Let $X(t, \cdot) : \mathbb{R} \to \mathbb{R}$ defined by $X_t=F(t,u(t,X(t,x)))$, $X(0,x)=x$, which is the Lagrangian map of the field $F$, then solutions of the form $$u(t,X(t,x))=\frac{1}{X_x(t,x)}u_0(x)$$ may be sought.
Question: Is there an explanation of the last expression? Is it natural?
Because usually we want to write $u(t,x)=u_0(X(t,x))$ and then look for the equation satisfied by $X$. Here I find the expression for $u$ somehow unnatural and unexpected. The previous equations and notations arise in the article (1), §3.1.1 (p. 12 of the arXiv preprint).

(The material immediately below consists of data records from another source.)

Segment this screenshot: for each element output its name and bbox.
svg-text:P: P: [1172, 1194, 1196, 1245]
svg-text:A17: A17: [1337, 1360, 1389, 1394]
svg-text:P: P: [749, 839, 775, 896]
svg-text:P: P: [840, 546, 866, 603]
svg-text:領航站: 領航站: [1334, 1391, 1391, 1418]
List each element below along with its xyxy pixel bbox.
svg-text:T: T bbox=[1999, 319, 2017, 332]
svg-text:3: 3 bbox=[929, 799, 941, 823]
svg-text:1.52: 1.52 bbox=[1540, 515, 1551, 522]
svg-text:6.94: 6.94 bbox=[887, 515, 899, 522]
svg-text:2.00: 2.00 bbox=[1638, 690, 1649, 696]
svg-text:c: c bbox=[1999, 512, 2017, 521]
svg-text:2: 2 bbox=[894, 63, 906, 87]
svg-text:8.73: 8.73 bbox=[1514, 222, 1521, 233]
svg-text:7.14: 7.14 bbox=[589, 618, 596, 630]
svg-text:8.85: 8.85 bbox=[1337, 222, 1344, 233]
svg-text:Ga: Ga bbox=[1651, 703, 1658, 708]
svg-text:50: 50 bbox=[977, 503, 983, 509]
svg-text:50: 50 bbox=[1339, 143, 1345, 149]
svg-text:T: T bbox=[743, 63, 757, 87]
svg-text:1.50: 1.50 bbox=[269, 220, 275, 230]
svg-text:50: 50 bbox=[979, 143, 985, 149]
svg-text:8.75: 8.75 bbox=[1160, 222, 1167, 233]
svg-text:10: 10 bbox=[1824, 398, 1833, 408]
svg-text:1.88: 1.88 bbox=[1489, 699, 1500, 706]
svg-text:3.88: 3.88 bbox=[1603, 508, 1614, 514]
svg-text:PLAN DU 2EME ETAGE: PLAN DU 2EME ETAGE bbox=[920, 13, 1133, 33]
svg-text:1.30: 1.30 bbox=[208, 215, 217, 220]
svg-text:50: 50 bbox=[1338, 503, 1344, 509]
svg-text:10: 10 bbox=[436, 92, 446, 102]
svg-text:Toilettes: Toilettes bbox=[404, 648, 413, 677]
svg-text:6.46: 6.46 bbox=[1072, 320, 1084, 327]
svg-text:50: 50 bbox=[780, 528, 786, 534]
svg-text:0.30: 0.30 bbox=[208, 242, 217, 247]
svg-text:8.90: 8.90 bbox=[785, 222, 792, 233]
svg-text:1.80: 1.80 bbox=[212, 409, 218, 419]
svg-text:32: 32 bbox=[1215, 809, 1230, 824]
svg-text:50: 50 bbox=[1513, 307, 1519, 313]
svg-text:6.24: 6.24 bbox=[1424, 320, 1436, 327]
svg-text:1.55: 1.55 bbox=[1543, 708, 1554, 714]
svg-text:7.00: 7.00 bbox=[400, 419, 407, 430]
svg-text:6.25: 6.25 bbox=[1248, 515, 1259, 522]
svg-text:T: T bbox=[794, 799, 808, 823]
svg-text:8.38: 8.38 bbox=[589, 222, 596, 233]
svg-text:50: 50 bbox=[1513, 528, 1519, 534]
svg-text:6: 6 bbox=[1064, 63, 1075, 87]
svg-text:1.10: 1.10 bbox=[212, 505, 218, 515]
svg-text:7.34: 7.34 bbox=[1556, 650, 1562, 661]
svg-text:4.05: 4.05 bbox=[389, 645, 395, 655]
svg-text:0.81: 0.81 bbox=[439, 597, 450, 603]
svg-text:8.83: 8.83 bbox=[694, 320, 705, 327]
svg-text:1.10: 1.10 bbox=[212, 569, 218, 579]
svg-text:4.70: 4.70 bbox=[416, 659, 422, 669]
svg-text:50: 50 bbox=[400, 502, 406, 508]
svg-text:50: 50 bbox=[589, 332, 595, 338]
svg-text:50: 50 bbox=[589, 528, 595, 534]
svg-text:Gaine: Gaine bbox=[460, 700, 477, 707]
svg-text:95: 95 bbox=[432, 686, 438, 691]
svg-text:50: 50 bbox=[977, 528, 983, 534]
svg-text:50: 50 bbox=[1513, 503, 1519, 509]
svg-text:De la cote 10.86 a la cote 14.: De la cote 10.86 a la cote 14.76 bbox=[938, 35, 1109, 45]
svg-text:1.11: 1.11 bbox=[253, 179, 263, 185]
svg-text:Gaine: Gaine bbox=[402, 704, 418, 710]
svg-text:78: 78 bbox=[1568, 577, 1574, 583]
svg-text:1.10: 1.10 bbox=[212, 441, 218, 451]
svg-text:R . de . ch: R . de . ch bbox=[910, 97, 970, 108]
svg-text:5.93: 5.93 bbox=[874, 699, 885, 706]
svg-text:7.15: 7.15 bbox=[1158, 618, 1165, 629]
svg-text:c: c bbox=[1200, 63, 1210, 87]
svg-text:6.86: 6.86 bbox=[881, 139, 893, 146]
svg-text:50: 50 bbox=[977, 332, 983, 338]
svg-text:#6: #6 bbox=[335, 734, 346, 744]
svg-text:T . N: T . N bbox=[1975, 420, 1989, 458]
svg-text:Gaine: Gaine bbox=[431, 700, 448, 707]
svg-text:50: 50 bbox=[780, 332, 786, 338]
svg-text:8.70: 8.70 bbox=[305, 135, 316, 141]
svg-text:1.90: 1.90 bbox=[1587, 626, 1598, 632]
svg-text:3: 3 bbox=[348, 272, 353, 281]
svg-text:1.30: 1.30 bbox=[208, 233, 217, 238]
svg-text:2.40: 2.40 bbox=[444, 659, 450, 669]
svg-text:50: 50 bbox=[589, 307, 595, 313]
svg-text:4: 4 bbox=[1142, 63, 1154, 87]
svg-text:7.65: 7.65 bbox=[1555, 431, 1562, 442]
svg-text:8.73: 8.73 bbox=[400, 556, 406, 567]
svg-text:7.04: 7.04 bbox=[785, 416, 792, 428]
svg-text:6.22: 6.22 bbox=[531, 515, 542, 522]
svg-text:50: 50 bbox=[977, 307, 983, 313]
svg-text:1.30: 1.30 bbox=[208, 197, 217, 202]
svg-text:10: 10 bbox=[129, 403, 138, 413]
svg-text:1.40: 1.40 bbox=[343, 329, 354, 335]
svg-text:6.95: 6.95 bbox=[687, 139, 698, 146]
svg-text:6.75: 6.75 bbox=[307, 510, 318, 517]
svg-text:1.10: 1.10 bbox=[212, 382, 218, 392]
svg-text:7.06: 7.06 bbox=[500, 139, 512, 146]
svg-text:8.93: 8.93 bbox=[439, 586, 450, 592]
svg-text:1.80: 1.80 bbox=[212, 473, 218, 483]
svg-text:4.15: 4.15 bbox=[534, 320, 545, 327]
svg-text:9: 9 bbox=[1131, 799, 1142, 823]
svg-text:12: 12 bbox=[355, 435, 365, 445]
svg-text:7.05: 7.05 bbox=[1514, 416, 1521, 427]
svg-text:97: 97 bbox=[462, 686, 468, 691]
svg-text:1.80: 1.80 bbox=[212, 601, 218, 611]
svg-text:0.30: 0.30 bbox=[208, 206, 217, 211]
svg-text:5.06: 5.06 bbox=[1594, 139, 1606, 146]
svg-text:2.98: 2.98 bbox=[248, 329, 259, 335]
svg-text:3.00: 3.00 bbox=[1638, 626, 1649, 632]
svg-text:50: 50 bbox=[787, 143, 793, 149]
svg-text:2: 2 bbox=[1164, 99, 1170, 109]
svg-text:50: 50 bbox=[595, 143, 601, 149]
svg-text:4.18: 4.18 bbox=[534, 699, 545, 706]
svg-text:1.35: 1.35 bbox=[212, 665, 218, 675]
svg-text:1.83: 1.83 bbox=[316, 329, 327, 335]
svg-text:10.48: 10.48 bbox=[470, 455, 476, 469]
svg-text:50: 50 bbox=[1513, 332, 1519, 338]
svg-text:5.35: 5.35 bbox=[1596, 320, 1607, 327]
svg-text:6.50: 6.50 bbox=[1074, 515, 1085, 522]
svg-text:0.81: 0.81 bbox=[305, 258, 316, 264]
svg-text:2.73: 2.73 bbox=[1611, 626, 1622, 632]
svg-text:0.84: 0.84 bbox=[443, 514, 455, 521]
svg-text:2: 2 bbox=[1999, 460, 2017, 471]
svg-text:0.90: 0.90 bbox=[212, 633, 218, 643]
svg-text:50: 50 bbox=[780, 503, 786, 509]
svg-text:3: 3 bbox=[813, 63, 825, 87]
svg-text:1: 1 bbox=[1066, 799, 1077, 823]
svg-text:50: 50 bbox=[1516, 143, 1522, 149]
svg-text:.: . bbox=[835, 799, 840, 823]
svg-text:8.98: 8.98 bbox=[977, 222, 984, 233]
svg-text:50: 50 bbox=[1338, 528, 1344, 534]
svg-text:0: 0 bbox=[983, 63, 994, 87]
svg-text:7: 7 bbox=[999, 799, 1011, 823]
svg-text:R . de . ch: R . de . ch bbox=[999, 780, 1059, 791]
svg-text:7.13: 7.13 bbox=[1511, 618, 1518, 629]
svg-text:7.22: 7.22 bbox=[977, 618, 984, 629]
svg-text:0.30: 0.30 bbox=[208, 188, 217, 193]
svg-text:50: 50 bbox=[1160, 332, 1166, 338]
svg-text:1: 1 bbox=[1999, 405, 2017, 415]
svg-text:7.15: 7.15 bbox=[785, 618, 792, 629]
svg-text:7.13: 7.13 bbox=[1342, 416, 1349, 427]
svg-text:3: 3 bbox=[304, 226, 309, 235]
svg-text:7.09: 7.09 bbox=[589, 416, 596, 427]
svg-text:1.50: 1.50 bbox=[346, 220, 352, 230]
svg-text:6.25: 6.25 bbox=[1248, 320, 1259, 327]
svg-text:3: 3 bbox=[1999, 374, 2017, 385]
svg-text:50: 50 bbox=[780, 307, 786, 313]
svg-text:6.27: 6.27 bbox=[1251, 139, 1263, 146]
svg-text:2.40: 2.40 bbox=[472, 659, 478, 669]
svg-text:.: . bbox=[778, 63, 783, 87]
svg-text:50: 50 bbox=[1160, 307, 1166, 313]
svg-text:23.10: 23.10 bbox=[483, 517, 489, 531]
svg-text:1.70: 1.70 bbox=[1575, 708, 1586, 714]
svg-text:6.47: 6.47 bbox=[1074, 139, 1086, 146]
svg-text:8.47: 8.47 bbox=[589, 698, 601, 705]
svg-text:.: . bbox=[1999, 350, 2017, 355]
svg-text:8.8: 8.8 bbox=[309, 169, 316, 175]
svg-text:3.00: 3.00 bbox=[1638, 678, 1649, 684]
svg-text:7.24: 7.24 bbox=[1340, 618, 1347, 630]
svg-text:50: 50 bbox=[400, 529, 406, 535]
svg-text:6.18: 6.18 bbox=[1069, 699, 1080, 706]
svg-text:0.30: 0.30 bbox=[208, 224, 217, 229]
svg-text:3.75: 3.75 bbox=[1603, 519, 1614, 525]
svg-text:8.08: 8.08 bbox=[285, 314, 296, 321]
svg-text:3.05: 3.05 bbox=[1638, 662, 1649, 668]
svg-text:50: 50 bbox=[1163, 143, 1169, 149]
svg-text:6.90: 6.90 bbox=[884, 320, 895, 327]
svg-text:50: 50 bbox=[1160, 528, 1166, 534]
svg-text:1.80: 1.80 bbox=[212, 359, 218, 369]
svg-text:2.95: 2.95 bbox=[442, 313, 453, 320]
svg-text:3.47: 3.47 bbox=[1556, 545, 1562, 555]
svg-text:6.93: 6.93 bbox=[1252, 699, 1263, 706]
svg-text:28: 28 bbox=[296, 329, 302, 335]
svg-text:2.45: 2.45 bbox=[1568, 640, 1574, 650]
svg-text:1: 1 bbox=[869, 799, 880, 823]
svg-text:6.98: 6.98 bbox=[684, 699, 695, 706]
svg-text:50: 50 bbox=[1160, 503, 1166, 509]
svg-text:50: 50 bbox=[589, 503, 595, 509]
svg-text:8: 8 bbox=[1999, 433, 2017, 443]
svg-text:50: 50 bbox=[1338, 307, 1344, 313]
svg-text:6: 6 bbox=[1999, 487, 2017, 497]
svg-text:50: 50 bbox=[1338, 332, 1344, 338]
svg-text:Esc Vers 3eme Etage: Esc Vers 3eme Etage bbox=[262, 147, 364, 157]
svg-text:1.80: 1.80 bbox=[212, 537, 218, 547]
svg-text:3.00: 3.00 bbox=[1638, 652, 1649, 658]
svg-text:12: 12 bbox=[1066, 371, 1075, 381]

(1) P. Germain, B. Harrop-Griffiths, J.L. Marzuola, "Existence and uniqueness of solutions for a quasilinear KdV equation with degenerate dispersion", Comm. Pure Appl. Math., 2019. doi:10.1002/cpa.21828 arXiv:1801.00420v1
If $\frac{\text d}{\text dt}(X_xu)$ would be zero, then we would have $X_xu=u_0(x)$. With the present notations, we find $$ \begin{aligned} \frac{\text d}{\text dt}(X_x u) &= X_{xt}u+X_x(u_t+u_XX_t) \\ &= b_xu+X_x(−(bu)_x+u_Xb)\\ &=X_x(1−X_x)(bu)_X \end{aligned} $$ which is nonzero in general. However, considering that $(bu)_x$ represents differentiation w.r.t. the second variable of $[bu](t,X(t,x))$, then we may rewrite the conservation law as $ u_t + (bu)_X = 0 $. Doing so, $\frac{\text d}{\text dt}(X_xu)$ vanishes, and the proposed solution is obtained.